Portland archdiocese files new bankruptcy plan reflecting $75M sex abuse settlement

[JURIST] The US Roman Catholic Archdiocese of Portland [diocesan website; diocesan website on clergy abuse] has filed a new bankruptcy plan with the US Bankruptcy Court anticipating a payment of $75 million to settle [JURIST report] outstanding sex abuse claims against some of its clergy. Under the plan submitted Monday, $40.7 million will go to 143 people, another $13.75 million will be allocated to cover claims by another 26 individuals who may yet sue or settle, and $20 million will be set aside as a contingency fund to cover any future claims. Insurance will cover over $50 million, with the remainder coming from liquidation of certain diocesan holdings not including parish or school property. Reuters has more

The Portland archdiocese, which filed for Chapter 11 [JURIST report; text, PDF] in 2004, was the first one to file for bankruptcy in the face of civil litigation over sex abuse claims.
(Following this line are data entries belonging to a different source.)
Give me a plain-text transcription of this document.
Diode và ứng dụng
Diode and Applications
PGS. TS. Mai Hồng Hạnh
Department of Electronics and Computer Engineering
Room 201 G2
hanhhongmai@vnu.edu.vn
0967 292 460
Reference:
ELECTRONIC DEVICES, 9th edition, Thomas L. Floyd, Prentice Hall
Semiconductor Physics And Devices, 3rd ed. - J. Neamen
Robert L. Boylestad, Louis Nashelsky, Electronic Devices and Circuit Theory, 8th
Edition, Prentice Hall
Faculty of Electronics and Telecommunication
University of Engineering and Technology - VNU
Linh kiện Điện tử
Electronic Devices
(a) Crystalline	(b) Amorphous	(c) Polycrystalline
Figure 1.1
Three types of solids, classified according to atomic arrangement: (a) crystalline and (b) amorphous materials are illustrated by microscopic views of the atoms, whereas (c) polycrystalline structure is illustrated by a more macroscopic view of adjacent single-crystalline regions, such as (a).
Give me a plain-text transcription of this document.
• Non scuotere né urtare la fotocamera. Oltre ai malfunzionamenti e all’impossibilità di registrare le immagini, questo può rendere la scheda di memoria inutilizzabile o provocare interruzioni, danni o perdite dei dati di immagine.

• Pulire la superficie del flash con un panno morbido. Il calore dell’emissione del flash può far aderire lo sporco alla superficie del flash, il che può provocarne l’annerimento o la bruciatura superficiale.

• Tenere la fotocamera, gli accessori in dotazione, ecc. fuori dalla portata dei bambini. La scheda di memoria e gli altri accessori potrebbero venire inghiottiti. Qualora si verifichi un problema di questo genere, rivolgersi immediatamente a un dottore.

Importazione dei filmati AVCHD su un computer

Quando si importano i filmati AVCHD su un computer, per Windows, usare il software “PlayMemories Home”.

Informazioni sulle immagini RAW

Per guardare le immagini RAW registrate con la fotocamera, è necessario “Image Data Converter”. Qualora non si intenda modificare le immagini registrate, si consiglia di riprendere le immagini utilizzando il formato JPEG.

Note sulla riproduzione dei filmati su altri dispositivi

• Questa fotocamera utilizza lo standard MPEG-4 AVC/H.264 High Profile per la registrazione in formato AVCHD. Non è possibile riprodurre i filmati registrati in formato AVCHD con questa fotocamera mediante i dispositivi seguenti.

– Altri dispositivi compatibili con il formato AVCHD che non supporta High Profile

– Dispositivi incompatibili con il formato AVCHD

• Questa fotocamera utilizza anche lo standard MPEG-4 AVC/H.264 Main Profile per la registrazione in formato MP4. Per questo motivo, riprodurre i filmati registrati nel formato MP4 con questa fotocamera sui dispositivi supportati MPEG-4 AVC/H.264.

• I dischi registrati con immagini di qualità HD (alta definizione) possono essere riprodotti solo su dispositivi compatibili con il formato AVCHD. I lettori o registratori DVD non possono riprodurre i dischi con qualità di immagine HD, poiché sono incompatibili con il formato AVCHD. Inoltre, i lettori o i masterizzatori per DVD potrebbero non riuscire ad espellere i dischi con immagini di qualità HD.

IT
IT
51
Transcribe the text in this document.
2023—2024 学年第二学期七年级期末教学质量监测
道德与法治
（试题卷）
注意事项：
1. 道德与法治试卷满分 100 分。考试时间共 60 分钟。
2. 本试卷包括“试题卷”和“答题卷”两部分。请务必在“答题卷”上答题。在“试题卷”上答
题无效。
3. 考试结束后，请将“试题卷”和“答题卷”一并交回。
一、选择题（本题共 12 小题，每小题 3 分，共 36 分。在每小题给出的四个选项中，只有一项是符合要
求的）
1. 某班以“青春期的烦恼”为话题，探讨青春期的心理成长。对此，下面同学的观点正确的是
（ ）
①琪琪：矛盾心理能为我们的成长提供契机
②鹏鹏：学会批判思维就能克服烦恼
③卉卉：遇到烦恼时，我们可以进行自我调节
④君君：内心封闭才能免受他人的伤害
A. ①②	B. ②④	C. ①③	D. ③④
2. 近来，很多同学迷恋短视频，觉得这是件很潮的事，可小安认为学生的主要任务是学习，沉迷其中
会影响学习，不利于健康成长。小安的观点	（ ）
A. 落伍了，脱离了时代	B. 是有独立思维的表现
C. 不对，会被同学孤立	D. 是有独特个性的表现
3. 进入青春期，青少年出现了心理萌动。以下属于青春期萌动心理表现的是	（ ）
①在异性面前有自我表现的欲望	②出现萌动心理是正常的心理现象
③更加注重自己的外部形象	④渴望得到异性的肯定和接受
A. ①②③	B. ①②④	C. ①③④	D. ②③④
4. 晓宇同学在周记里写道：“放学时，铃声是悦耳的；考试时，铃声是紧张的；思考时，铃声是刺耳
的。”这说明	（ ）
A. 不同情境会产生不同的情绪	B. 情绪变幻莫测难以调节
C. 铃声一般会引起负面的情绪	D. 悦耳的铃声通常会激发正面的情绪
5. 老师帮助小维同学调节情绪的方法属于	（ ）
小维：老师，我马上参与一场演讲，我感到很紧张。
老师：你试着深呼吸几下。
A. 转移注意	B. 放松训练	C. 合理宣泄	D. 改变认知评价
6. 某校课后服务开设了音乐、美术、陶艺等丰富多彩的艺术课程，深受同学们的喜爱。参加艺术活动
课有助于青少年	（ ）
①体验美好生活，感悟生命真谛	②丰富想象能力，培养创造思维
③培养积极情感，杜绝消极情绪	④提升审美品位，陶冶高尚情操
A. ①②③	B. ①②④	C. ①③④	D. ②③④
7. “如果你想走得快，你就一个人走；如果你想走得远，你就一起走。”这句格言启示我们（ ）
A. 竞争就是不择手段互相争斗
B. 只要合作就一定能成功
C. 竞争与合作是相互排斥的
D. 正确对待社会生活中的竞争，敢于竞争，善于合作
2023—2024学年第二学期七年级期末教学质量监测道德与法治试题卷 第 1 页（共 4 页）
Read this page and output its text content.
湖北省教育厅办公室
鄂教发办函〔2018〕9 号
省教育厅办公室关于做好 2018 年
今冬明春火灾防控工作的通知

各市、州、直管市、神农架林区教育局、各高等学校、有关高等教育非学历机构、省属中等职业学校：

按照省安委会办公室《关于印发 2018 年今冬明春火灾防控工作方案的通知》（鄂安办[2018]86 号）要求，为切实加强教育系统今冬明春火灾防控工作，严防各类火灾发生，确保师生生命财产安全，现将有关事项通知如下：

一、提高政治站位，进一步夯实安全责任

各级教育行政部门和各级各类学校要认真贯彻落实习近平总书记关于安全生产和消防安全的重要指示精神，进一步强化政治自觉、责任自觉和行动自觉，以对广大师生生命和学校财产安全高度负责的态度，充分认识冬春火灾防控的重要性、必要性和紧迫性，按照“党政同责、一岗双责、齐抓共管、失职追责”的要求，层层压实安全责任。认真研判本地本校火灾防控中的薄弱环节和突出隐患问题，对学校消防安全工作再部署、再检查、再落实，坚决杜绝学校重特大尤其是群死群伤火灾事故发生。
Since then, the dioceses of Tuscon, Spokane, and Davenport have also filed for Chapter 11 protection in the wake of hundreds of sexual abuse lawsuits [JURIST news archive] filed against the clergy. In June, a federal judge allowed [JURIST report] a sexual abuse lawsuit against the Portland archdiocese to continue, rejecting the Vatican's bid to dismiss the suit for lack of jurisdiction. The lawsuit, filed in 2002 [AP report], alleged that the Vatican, the Archdiocese of Portland and the archbishop of Chicago conspired to protect a priest by transferring him from city to city, even though the church knew he had a history of committing sexual abuse. Earlier this month, the Archdiocese of Los Angeles settled [JURIST report] 45 sexual abuse lawsuits for $60 million.